Measurement of Intracellular Ca2+ and Cell Volume
BHY and CAL-33 cells were seeded on glass cover slips and loaded with 2 µM Fura-2/AM and 0.02% Pluronic F-127 (Invitrogen, Darmstadt, Germany) in ringer solution (mmol/l: NaCl 145; KH2PO4 0,4; K2HPO4 1,6; Glucose 5; MgCl2 1; Ca2+-Gluconat 1,3) for 1 h at room temperature. Fluorescence was detected in cells perfused with Ringer’s solution (8 ml/min) at 37°C using an inverted microscope (Axiovert S100, Zeiss, Germany) and a high speed polychromator system (VisiChrome, Puchheim, Germany). Fura-2 was excited at 340/380 nm, and emission was recorded between 470 and 550 nm using a CoolSnap camera (CoolSnap HQ, Visitron). For volume measurements cells were loaded with 1 µM calcein-AM (Invitrogen, Darmstadt, Germany) and 0.01% Pluronic F-127 (Invitrogen, Darmstadt, Germany) in ringer solution for 1 h at room temperature. Calcein was excited at 490 nm, and the emission was recorded between 520 and 550 nm. Cell swelling was induced by removing of 30 mM NaCl from ringer solution. The control isotonic solution was prepared by adding 60 mM mannitol. Data were analyzed using the software package Meta-Fluor (Universal imaging, USA) and Origin (OriginLab Corporation, USA).

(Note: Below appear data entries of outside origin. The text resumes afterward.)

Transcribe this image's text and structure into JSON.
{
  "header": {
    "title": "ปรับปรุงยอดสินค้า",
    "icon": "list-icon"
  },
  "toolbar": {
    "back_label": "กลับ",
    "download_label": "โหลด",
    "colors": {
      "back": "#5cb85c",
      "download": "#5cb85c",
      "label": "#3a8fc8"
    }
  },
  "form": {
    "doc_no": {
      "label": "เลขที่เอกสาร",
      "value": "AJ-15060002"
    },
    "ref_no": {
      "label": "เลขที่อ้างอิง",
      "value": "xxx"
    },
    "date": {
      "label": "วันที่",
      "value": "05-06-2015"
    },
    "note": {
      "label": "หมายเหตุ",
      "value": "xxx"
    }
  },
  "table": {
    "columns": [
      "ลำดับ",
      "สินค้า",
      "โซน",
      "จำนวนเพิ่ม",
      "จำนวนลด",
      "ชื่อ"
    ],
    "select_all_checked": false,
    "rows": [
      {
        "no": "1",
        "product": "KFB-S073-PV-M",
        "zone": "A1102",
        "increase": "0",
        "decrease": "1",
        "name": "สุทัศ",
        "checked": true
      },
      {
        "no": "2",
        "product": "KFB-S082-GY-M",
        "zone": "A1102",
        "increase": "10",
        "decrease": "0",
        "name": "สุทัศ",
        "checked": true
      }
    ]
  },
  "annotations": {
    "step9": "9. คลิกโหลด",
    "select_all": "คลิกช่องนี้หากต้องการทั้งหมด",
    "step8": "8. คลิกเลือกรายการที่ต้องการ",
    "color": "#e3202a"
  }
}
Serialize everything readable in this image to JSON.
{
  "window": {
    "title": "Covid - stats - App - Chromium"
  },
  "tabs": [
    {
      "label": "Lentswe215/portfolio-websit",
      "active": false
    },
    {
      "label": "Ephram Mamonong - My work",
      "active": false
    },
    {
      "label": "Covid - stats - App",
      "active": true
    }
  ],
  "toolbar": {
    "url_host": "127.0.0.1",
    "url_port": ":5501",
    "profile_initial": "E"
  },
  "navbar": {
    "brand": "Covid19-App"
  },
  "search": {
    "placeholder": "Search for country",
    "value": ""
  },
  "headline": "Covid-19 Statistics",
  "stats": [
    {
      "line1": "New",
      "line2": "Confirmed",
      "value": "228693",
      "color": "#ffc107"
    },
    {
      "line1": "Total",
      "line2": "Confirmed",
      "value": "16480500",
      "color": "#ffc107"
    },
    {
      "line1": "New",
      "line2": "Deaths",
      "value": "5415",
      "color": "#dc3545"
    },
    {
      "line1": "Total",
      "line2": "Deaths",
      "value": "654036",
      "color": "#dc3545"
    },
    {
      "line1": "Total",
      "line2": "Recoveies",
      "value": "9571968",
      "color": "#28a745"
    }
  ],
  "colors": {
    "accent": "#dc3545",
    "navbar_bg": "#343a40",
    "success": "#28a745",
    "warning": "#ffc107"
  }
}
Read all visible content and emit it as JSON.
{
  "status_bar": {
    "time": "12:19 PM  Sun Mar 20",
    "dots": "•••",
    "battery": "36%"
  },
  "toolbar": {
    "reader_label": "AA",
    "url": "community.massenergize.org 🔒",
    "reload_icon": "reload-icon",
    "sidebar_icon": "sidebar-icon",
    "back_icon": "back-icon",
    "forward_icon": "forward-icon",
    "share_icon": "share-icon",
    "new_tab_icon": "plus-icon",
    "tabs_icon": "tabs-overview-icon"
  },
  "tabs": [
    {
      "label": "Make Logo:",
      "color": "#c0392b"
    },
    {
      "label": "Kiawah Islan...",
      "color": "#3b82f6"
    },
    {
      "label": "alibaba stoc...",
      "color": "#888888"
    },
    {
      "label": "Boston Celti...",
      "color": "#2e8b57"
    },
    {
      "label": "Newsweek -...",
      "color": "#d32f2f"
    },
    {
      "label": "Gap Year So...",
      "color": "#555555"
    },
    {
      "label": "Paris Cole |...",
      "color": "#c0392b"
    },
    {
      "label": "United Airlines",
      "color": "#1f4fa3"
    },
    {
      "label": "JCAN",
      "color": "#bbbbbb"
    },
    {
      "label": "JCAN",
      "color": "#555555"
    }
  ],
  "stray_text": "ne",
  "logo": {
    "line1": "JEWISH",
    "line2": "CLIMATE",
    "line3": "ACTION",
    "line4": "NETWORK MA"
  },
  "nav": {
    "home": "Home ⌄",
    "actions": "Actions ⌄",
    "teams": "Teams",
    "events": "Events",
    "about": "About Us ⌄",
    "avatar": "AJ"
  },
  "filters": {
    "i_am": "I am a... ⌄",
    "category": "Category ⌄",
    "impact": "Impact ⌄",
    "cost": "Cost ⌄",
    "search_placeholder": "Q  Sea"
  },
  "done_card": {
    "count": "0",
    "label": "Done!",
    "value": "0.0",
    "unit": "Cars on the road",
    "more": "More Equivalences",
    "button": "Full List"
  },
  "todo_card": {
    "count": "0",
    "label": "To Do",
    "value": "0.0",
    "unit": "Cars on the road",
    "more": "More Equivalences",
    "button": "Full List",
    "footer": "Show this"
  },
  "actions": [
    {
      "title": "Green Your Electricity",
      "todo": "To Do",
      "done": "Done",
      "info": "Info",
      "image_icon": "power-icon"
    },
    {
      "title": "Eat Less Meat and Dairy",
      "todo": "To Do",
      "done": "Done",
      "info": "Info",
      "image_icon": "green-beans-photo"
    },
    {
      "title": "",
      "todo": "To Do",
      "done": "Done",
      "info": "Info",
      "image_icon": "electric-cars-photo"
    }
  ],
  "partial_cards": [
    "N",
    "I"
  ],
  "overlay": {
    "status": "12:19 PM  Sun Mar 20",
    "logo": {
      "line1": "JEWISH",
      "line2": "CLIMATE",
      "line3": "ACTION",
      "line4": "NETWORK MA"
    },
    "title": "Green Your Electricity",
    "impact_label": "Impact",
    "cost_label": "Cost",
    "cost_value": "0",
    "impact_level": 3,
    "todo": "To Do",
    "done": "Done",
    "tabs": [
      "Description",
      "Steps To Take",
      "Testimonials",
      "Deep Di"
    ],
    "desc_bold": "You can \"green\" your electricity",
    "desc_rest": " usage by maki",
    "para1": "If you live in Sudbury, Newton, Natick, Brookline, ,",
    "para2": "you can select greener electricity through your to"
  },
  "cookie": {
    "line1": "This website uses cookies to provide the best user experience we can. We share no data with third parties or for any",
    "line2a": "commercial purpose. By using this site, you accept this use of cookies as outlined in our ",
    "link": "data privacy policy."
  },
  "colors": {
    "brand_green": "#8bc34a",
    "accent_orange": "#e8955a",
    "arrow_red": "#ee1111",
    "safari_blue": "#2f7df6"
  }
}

Materials and Statistical Analysis
All compounds used were of highest available grade of purity and were from SIGMA. Student’s t-test (for paired or unpaired samples as appropriate), Fisher’s exact tests and ANOVA were used for statistical analysis. P<0.05 was accepted as significant. Survival curves were evaluated by the Kaplan-Meier method and log-rank test.